AgentSkillsCN

sweep-and-summarize

当需要运行多个随机种子并生成汇总统计时,可构建扫描运行器与聚合器,精确匹配论文中的各项指标(均值/置信区间/平滑处理)。

SKILL.md
--- frontmatter
name: sweep-and-summarize
description: Use when running many seeds and producing summary statistics. Generates a sweep runner and an aggregator that matches paper metrics (mean/CI/smoothing).

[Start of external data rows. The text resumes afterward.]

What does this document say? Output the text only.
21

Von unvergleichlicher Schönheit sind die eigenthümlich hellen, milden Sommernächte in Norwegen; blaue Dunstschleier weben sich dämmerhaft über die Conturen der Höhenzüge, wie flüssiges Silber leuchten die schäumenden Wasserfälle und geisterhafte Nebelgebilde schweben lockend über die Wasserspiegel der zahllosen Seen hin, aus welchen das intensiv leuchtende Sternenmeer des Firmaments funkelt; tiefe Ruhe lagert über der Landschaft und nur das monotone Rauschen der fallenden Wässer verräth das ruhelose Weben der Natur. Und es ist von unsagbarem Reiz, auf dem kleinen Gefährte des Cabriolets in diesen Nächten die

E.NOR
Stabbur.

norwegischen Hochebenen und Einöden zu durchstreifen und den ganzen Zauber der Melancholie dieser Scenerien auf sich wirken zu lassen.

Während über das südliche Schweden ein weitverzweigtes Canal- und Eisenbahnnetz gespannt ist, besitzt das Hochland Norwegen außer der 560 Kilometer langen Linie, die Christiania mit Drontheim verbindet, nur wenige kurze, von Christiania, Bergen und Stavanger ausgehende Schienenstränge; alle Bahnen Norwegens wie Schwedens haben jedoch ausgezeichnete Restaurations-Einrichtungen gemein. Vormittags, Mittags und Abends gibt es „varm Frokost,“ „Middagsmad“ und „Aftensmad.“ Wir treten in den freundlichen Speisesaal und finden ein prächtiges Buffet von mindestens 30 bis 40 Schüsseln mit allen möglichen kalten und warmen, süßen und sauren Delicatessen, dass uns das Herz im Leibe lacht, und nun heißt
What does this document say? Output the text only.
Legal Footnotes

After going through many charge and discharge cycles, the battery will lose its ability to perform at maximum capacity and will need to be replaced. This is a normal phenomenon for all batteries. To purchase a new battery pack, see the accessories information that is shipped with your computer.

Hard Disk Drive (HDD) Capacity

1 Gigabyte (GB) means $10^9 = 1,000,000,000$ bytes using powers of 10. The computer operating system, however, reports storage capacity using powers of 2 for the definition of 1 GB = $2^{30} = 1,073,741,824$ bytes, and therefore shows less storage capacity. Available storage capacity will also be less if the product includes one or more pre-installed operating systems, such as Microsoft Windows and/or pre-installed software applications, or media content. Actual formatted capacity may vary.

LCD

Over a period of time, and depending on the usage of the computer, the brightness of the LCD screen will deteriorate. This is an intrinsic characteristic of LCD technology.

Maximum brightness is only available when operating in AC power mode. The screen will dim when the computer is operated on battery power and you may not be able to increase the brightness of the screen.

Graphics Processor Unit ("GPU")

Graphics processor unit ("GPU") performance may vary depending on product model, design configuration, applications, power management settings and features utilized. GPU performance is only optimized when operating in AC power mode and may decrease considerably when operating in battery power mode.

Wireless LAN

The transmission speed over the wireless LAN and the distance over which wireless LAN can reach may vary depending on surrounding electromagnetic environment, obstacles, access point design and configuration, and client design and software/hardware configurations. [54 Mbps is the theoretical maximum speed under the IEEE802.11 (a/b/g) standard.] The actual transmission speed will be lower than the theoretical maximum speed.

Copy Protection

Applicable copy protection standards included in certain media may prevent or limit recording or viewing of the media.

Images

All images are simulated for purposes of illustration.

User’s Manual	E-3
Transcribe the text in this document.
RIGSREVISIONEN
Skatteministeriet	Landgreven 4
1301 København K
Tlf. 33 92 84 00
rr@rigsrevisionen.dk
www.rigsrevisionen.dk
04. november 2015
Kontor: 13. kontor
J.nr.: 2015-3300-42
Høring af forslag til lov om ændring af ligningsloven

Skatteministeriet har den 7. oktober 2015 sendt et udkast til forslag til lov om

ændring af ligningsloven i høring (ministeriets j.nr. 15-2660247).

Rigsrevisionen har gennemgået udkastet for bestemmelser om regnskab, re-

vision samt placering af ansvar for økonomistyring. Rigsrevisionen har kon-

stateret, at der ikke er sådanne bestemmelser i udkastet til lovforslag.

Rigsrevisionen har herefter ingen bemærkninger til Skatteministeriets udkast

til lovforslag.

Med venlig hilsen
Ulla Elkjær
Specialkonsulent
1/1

Run multiple seeds and summarize results.

Steps:

  1. Implement a sweep script (scripts/sweep.py or scripts/run_sweep.sh) that:
    • accepts seeds list, parallelism, and config path
    • writes each seed to results/<exp_name>/seed_<k>/
  2. Implement scripts/aggregate.py that:
    • loads all seeds
    • aligns x-axis exactly as paper (steps, episodes, wall-clock)
    • computes mean + CI/SEM as specified
    • applies the same smoothing/binning rules as paper (documented)
    • writes results/<exp_name>/aggregate/curve.csv and summary.json
  3. Ensure failures are visible:
    • if a seed crashes, aggregator reports it and continues
  4. Update docs/repro_spec.md with the exact aggregation definition.